Per quanto riguarda gli effetti collaterali, ne ha come molti altri farmaci. Circa 1 paziente su 400 può presentare problemi cardiaci, ma consideri che viene prescritto su ricetta bianca per la profilassi anti-malarica di chi deve andare in vacanza in alcune zone dell’Africa. Indubbiamente non è un farmaco di automedicazione, deve essere sempre il medico a valutarne attentamente la prescrizione».
Come viene assistito, ad oggi, un paziente Covid a domicilio?
«Stiamo ancora aspettando l’istituzione delle Uscar, le unità sanitarie speciali previste dal decreto dell’8 marzo scorso. Si tratta di medici volontari che, protetti adeguatamente, somministrano la terapia a domicilio. Sono partite in diverse province italiane, ma da noi ancora no». (Il bando regionale per l’arruolamento di medici e infermieri da inserire nelle Uscar è scaduto il 16 aprile, ndr).
«Attualmente noi medici di famiglia assistiamo i pazienti Covid telefonicamente, con videochiamate, monitoriamo i parametri vitali. Oppure decidiamo di coprirci il più possibile e andiamo a casa loro. Ovviamente con mascherine e guanti che ci siamo comprati da soli».
Come vengono tutelati i medici di base dal rischio di contagio?
«Lo dico chiaramente: i medici di famiglia e le guardie mediche non sono tutelati in alcun modo. Non sono nemmeno stati distribuiti loro i dispositivi di protezione individuale.

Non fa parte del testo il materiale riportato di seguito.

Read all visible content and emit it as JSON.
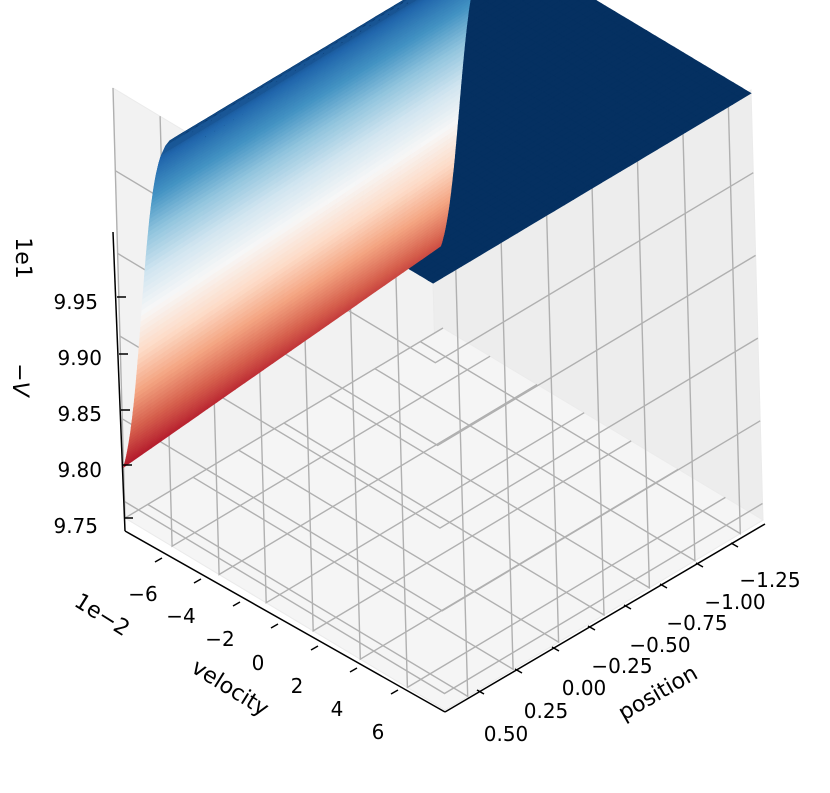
{
  "chart_data": {
    "type": "surface",
    "title": "",
    "colormap": "RdBu",
    "zlabel": "−V",
    "xlabel": "position",
    "ylabel": "velocity",
    "z_offset_label": "1e1",
    "y_offset_label": "1e−2",
    "position_ticks": [
      "−1.25",
      "−1.00",
      "−0.75",
      "−0.50",
      "−0.25",
      "0.00",
      "0.25",
      "0.50"
    ],
    "velocity_ticks": [
      "−6",
      "−4",
      "−2",
      "0",
      "2",
      "4",
      "6"
    ],
    "z_ticks": [
      "9.75",
      "9.80",
      "9.85",
      "9.90",
      "9.95"
    ],
    "xlim": [
      -1.2,
      0.5
    ],
    "ylim": [
      -0.07,
      0.07
    ],
    "zlim": [
      97.4,
      100.0
    ],
    "surface_corner_values": {
      "position_-1.2": 99.98,
      "position_0.5_velocity_-0.07": 97.45,
      "position_0.5_velocity_0.07": 97.66
    }
  }
}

Pensi che lo SMI ha comprato e distribuito ai medici italiani circa 30mila mascherine».
Avete in programma incontri con la Regione per segnalare le criticità che state riscontrando?
«Noi continuiamo a mandare lettere su lettere, ma la Regione non ci convoca. Vorremmo dare un contributo organizzativo, vogliamo capire anche come sarà affrontata la famosa fase 2 che, dopo lo svuotamento degli ospedali, sarà di gestione prettamente territoriale, ma come facciamo in queste condizioni? Ho paura che dovremo fare una guerra con le armi spuntate».
«I medici non devono rispondere legalmente di una gestione inefficiente»
«Gli errori e le inefficienze nelle cure ai pazienti affetti da coronavirus, causati dalle mancanze delle Regioni e dalle deficienze delle direzioni delle aziende sanitarie, non possono essere addossate ai medici». Il segretario generale del Sindacato Medici Italiani, Pina Onotri, chiede che i medici, dirigenti o convenzionati, non debbano rispondere civilmente, penalmente e per danno erariale per eventi avversi accaduti durante la pandemia e lo stato di emergenza da Covid 19, se non per dolo. Non esistono protocolli consolidati per la cura di una patologia nuova e di tale complessità, afferma Onotri, e sono carenti anche i dispositivi di protezione individuale per il personale sanitario. Questi i motivi per cui, secondo lo SMI, i medici non devono pagare il prezzo, anche economico, dell’emergenza in corso.
«Siamo convinti – conclude il segretario generale – che non si può imputare al medico la colpa per ritardi terapeutici causati dall’assenza di indagini diagnostiche disponibili, o da problematiche derivanti da un’organizzazione aziendale non in grado di rispondere all’emergenza».